Au Canada, les exploitants des sables bitumineux et même le gouvernement albertain ont commencé à subir les effets de ce virage financier. En mai 2020, le grand fonds souverain norvégien a annoncé qu’il avait complété le retrait de ses investissements dans ce secteur, lui qui n’achetait déjà plus d’obligations de l’Alberta à cause de son niveau trop élevé d’émissions de gaz à effet de serre (GES).
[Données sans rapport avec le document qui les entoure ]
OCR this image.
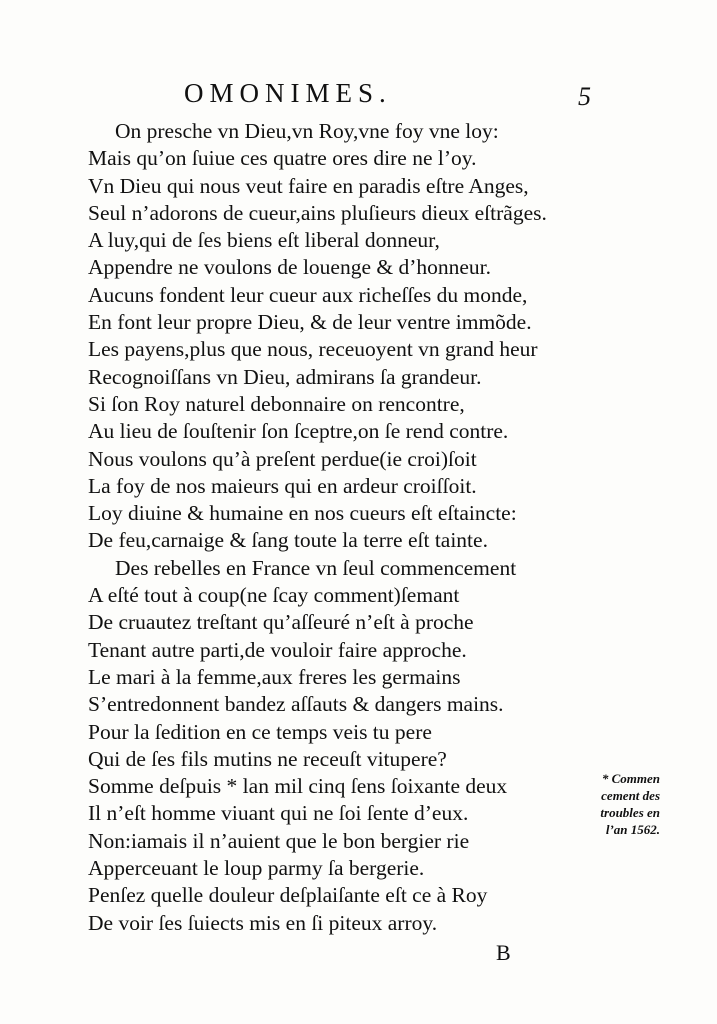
OMONIMES.	5
On presche vn Dieu,vn Roy,vne foy vne loy:
Mais qu’on ſuiue ces quatre ores dire ne l’oy.
Vn Dieu qui nous veut faire en paradis eſtre Anges,
Seul n’adorons de cueur,ains pluſieurs dieux eſtrãges.
A luy,qui de ſes biens eſt liberal donneur,
Appendre ne voulons de louenge & d’honneur.
Aucuns fondent leur cueur aux richeſſes du monde,
En font leur propre Dieu, & de leur ventre immõde.
Les payens,plus que nous, receuoyent vn grand heur
Recognoiſſans vn Dieu, admirans ſa grandeur.
Si ſon Roy naturel debonnaire on rencontre,
Au lieu de ſouſtenir ſon ſceptre,on ſe rend contre.
Nous voulons qu’à preſent perdue(ie croi)ſoit
La foy de nos maieurs qui en ardeur croiſſoit.
Loy diuine & humaine en nos cueurs eſt eſtaincte:
De feu,carnaige & ſang toute la terre eſt tainte.
Des rebelles en France vn ſeul commencement
A eſté tout à coup(ne ſcay comment)ſemant
De cruautez treſtant qu’aſſeuré n’eſt à proche
Tenant autre parti,de vouloir faire approche.
Le mari à la femme,aux freres les germains
S’entredonnent bandez aſſauts & dangers mains.
Pour la ſedition en ce temps veis tu pere
Qui de ſes fils mutins ne receuſt vitupere?
Somme deſpuis * lan mil cinq ſens ſoixante deux
Il n’eſt homme viuant qui ne ſoi ſente d’eux.
Non:iamais il n’auient que le bon bergier rie
Apperceuant le loup parmy ſa bergerie.
Penſez quelle douleur deſplaiſante eſt ce à Roy
De voir ſes ſuiects mis en ſi piteux arroy.
* Commen
cement des
troubles en
l’an 1562.
B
Les banques HSBC et BNP Paribas ont dit qu’elles n’investiraient plus dans de nouveaux projets et le plus grand gestionnaire d’actifs au monde, BlackRock, n’en fera plus dans des entreprises du secteur des sables bitumineux.
Une Caisse verte
Le 23 septembre 2019, de très grands assureurs et fonds de retraite annoncent à New York la création d’une alliance, sous l’égide de l’ONU. Leur but : avoir des portefeuilles carboneutres dès 2050 et ainsi contribuer à l’accélération de la mise en œuvre des engagements de l’Accord de Paris sur le climat. Un des 12 fondateurs n’est nul autre que la Caisse de dépôt et placement du Québec.
Ce jour-là, le président de la Caisse, Michael Sabia, déclare que, « pour les investisseurs comme CDPQ, il existe de nombreuses occasions de générer un rendement commercial en investissant dans des solutions sobres en carbone et de travailler avec les sociétés en portefeuille pour décarboniser leurs activités ».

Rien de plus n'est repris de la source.